Backup target reachable but restore never tested

This is one of the most common false positives in virtualization operations.

Overusing local storage with migration expectations

Local storage is not wrong. It is wrong only when the operational model pretends it behaves like shared storage.

Validation runbook before calling it production

bash
pveversion -v
pvecm status
pvecm nodes
corosync-cfgtool -s
pvesm status
ha-manager status
pvesh get /nodes
pvesh get /cluster/resources
pvesh get /cluster/backup
journalctl -u corosync --no-pager -n 100
journalctl -u pvedaemon --no-pager -n 100

Then test the things that operators usually skip.

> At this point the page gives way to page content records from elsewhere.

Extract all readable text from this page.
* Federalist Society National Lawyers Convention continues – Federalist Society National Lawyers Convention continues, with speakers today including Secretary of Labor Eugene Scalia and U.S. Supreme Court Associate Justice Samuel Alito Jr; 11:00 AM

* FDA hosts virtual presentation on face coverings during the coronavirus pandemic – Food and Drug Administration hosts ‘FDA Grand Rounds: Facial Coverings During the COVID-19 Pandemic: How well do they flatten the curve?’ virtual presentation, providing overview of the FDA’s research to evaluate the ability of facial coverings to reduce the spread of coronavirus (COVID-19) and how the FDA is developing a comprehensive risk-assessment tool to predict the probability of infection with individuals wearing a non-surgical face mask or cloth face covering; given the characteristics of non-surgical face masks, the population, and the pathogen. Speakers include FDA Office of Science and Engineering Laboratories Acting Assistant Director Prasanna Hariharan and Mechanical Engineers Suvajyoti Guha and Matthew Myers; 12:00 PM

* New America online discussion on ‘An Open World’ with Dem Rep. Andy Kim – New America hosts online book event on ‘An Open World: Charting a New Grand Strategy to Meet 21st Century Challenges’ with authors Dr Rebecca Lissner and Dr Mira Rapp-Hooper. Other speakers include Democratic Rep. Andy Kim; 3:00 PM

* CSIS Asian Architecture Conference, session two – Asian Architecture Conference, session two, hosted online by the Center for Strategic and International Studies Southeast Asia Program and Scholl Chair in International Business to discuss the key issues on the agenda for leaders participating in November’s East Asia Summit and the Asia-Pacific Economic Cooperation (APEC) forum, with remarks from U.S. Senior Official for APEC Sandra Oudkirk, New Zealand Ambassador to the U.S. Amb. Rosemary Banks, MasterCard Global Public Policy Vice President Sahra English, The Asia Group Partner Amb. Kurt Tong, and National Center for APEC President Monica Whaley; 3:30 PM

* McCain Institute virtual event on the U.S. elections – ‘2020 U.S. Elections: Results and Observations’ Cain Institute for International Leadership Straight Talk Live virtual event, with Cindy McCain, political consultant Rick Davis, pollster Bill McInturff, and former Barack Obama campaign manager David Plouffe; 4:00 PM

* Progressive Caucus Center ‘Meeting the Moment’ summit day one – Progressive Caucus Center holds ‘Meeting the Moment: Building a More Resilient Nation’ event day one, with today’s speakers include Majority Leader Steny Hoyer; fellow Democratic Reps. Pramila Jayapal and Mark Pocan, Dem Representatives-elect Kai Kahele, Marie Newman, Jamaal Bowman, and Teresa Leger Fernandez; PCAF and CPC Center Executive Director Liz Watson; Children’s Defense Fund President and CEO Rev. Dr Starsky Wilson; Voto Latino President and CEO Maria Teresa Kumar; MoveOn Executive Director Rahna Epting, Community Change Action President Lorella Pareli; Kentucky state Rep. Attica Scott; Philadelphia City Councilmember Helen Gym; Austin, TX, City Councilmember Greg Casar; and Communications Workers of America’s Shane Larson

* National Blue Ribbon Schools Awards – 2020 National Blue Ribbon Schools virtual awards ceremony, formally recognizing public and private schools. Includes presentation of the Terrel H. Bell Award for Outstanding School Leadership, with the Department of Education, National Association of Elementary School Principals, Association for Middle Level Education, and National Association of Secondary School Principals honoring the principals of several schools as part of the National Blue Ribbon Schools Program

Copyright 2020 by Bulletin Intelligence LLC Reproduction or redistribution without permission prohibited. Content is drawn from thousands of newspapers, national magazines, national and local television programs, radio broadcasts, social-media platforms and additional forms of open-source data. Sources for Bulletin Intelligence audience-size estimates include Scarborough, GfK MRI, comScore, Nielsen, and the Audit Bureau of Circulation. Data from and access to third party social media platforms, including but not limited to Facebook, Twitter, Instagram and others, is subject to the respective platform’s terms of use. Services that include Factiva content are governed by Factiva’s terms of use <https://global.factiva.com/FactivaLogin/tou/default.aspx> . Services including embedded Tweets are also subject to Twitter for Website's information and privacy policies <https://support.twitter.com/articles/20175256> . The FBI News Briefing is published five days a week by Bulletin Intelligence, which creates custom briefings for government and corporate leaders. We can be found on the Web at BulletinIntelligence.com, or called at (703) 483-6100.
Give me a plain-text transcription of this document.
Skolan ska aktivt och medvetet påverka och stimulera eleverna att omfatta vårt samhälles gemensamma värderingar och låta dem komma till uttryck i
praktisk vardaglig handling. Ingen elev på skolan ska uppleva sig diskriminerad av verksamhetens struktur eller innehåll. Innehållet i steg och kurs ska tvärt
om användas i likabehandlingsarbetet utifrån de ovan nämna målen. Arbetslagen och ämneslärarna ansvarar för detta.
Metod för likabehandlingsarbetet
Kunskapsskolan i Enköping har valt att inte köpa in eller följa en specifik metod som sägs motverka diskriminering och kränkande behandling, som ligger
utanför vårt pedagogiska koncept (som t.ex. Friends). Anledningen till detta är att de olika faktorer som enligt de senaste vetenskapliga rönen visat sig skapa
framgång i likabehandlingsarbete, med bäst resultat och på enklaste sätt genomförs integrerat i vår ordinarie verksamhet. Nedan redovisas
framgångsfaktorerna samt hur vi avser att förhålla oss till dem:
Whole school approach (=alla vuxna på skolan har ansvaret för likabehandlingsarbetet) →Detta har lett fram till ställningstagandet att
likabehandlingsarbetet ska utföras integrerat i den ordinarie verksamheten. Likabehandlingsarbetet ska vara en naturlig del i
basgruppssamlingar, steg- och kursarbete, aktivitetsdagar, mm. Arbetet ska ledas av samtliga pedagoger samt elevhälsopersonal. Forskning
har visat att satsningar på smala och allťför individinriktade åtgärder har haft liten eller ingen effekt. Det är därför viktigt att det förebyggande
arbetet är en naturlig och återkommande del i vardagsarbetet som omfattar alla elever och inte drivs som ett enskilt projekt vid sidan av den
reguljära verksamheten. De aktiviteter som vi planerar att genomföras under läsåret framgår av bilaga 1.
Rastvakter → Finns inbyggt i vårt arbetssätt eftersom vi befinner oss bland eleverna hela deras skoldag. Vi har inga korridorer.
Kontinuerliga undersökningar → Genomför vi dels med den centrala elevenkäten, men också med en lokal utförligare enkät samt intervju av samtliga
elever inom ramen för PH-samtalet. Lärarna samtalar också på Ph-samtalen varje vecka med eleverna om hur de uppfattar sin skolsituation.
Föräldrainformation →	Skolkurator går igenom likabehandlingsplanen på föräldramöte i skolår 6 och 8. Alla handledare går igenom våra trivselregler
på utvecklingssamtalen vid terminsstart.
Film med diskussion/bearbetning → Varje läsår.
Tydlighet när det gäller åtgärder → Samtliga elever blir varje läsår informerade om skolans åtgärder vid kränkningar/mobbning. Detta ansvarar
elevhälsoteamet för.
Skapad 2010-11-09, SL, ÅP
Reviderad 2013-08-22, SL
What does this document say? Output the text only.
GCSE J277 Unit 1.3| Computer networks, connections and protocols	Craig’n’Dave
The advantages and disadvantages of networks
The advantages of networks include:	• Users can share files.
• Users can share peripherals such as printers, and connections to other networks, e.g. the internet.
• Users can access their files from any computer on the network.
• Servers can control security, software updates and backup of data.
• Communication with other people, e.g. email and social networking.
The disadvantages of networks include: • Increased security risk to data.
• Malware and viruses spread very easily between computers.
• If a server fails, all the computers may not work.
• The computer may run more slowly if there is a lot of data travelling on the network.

Live migration or expected equivalent behavior.

A controlled node reboot.

A restore into a non production VM ID.

A backup window with normal traffic still present.

Design rules worth keeping

Three nodes is the sensible baseline when quorum matters.

Storage model must be explicit before service expectations are discussed.

Backups and restore testing belong in the platform build phase.

Network separation is not mandatory everywhere, but ambiguity is expensive.

If the platform is really a lab, call it a lab. That makes the design honest and the expectations manageable.